I feel I [ought to] carry everyone in prayer, in a present that is God’s, where I recall every meeting, every voyage, every pastoral visit.

(The Huffinghton Post)

Why does the journalist have added "ought to" to the above Vatican Radio translation. Does the piece take a different meaning without "ought to"? If so, how are the two versions (with & without "ought to") different in meaning?

  • FWIW, Italian text is available at it.radiovaticana.va/news/2013/02/27/…
    – choster
    Feb 27, 2013 at 17:14
  • This is either A a translation issue, which you are better placed than most of us to answer - how would you translate the Italian text? - B a theological issue resting on the meaning of carry here. I'm not sure you'd characterize the author of this translation as a journalist; I doubt the Vatican leaves translation of papal statements to reporters at the radio station! Feb 27, 2013 at 17:37
  • @Stoney, thank you. I appreciate your observations, always. I am not a competent learner, but I like to follow pope facts on international press. However if I (have to) translate "Sento di portare tutti nella preghiera" from Italian to English I prefer the version without "ought to". But, since I'm not sure, I'm asking here to understand the difference between the two versions. Sorry, but I do not understand your last sentence: why do you doubt the Vatican leaves translations?
    – user114
    Feb 27, 2013 at 17:53
  • The entire world hangs on the Pope's every word. I am quite sure that official translations of the Pope's formal speeches are prepared in advance by the Secretariat of State, for dissemination by the Vatican Press Office. The variants reported in my answer seem to me confirm this. Feb 27, 2013 at 19:13

3 Answers 3


The Huffington Post has not added the phrase [ought to] to the VR translation, which as you may see at the VR site itself has the phrase, in brackets as the HP story reports it.

I note, however, that the VR Italian text (linked by choster in a comment to your question) has Benedict saying, shortly after he starts

Grazie di cuore! Sono veramente commosso! E vedo la Chiesa viva! E penso che dobbiamo anche dire un grazie al Creatore per il tempo bello che ci dona adesso ancora nell’inverno.

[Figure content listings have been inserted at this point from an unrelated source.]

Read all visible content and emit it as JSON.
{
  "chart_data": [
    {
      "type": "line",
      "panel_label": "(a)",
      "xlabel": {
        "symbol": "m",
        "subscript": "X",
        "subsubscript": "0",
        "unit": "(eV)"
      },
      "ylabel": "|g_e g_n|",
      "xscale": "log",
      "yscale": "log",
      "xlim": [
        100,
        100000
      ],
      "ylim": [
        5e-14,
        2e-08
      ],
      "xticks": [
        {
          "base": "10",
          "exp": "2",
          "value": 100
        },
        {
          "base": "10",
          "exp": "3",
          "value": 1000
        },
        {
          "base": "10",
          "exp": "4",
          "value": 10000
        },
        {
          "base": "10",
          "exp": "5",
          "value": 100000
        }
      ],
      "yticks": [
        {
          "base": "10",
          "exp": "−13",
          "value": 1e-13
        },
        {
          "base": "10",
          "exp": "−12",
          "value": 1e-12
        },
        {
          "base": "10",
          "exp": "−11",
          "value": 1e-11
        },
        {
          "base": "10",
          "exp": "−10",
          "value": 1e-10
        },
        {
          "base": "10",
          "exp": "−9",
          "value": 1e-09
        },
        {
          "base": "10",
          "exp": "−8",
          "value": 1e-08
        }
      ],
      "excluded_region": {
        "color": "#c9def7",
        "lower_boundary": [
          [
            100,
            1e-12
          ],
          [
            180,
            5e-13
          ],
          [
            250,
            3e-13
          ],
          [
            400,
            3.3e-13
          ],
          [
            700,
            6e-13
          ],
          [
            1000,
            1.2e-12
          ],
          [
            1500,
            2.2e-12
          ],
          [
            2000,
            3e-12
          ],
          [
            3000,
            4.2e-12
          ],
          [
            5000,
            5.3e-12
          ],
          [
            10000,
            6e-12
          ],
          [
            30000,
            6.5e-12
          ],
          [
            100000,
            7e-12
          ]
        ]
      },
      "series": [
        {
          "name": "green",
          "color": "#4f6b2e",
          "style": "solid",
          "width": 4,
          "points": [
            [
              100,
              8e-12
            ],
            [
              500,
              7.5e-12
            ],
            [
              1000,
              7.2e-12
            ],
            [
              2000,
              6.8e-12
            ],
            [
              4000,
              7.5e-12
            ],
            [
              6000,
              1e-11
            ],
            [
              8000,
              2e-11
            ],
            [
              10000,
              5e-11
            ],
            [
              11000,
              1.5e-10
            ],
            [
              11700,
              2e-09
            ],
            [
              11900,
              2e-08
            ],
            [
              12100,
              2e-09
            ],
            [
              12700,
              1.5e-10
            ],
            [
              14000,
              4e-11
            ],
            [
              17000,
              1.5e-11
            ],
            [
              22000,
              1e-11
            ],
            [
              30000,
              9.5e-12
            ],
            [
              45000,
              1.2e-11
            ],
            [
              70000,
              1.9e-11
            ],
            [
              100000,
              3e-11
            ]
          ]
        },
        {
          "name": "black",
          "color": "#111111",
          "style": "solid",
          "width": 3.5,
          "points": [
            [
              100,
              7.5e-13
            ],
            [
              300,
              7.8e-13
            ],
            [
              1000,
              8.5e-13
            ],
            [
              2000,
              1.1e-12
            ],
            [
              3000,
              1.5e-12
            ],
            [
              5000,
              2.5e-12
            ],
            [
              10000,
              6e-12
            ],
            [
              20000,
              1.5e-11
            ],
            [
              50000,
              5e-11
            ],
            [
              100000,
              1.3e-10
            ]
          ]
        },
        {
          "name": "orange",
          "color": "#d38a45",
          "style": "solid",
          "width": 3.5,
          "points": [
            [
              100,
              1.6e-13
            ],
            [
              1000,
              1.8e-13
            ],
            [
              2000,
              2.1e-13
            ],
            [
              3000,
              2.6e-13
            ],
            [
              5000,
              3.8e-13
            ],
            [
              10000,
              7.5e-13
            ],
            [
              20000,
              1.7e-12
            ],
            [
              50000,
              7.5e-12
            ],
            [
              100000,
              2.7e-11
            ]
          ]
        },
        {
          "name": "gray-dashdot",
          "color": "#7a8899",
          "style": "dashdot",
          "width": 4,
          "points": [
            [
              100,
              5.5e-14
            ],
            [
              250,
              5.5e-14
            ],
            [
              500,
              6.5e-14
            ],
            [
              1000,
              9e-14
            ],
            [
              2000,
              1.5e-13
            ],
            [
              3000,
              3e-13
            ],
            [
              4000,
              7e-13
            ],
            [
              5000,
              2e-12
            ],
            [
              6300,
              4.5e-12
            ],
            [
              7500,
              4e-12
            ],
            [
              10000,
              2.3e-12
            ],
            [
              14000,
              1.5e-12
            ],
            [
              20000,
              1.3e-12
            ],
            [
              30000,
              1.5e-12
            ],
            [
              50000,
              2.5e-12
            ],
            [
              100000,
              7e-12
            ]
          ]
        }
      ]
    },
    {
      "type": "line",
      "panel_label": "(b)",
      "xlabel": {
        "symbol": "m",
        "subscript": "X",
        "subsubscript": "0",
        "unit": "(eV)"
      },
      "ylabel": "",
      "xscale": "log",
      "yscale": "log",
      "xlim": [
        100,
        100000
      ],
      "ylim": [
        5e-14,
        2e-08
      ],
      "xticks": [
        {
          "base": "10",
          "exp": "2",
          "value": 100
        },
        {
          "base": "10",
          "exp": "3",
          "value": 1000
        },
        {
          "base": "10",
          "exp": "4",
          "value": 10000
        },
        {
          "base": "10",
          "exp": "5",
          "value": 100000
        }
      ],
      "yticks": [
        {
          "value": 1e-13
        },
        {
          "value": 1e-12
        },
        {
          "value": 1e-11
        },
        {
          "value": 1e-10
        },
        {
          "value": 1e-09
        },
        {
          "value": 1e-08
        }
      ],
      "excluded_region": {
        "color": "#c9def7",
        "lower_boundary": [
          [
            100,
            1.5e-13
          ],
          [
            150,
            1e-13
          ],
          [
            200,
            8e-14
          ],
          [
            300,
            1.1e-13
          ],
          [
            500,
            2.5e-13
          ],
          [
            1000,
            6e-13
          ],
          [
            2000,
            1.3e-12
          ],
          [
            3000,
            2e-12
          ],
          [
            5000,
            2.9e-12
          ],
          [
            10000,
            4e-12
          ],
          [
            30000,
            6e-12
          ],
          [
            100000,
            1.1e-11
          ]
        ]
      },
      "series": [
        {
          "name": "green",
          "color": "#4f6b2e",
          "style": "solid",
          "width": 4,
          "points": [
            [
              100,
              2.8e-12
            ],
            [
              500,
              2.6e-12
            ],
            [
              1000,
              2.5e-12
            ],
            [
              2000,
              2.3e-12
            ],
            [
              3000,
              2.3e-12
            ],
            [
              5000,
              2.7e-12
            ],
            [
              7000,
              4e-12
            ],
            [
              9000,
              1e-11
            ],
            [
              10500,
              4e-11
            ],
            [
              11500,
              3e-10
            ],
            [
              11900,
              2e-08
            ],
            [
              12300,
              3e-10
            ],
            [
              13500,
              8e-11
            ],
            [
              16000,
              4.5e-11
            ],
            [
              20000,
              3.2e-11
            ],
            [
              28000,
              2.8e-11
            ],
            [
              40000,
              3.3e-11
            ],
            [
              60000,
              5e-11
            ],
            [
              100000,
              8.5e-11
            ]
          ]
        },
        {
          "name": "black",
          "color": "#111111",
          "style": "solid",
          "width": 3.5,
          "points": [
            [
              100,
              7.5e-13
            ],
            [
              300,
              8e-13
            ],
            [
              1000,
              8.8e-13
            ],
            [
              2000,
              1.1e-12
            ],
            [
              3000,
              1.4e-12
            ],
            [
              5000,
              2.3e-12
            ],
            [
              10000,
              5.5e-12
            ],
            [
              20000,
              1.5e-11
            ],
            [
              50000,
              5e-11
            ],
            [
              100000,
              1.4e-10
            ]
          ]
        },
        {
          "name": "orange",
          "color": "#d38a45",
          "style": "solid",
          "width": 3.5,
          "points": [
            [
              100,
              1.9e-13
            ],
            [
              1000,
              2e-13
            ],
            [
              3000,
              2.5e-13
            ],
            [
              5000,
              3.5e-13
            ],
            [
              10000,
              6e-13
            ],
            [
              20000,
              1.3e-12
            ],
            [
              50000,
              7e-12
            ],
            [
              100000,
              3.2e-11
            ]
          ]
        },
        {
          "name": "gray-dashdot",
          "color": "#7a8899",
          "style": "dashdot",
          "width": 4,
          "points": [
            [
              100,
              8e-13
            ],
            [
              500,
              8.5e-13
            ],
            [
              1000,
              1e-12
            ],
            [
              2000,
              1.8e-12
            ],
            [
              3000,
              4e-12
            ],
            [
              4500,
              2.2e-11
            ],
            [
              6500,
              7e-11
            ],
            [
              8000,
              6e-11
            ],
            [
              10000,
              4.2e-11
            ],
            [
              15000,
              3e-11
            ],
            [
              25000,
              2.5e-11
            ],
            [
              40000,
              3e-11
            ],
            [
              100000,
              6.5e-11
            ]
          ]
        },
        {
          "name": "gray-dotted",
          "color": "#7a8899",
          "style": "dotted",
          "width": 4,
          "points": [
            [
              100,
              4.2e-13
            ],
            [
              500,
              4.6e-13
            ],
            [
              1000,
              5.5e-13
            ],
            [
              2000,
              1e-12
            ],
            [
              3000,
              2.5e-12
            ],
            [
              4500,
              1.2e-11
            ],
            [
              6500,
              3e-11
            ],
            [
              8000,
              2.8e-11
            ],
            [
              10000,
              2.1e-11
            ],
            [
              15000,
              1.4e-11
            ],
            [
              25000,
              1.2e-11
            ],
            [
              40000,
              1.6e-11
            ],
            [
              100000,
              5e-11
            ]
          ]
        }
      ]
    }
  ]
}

This does not (at this writing) appear in the VR translation; but it is reported in several newspapers and at the blog Whispers in the Loggia, where it is, significantly, enclosed in brackets just like the phrase [ought to]. The blog translates it as follows:

[Thank you from the bottom of my heart. I am truly moved, and in you I see the church is alive! And I think we owe a word of thanks to the Creator for this beautiful weather that he gives us; the sun is here, even in wintertime!]

I conjecture that both of these are spur-of-the-moment interpolations by the Pope into the official text.


The sentence very much takes a different meaning if the "ought to" is included.

I feel I carry everyone in prayer, in a present that is God’s, where I recall every meeting, every voyage, every pastoral visit.

Without the "ought to", what he says is "I feel [that I do] carry everyone in prayer..." This means that the speaker feels they are currently and successfully carrying everyone in prayer, etc. They are confident that they are doing so.

I feel I ought to carry everyone in prayer, in a present that is God’s, where I recall every meeting, every voyage, every pastoral visit.

With the "ought to", the speaker is saying "I feel [I should] carry everyone in prayer..." Meaning the speaker thinks that they should start carrying everyone in prayer, but isn't currently doing so.

Now as to which is the correct translation, I agree with StoneyB that you're more qualified to determine that! But that's the difference between the two phrasings. I would guess from context that the "ought to" was not intended, but can't be sure.


Looking just at the grammar, I agree with WendiKidd: "I carry everyone in prayer" says that the speaker does indeed do this. "I ought to carry everyone in prayer" says that he doesn't but he believes he should.

I followed the link and read a little more of the context, and it appears that by "carry" here he does not mean "support": he's not saying that he supports or upholds everyone in the world with his prayers. Rather, he's saying that he carries his prayers to God. That is, everything that happens to him and everyone he meets, he talks to God about this. So leaving out the "ought to" doesn't turn it into a boast about how he is personally supporting the world or anything like that. It just means, he seeks God's help with everything. The "ought to" is probably technically correct, as it is unlikely that he really takes 100% of every concern he has and every person he meets to God, but in context the sentence works with or without.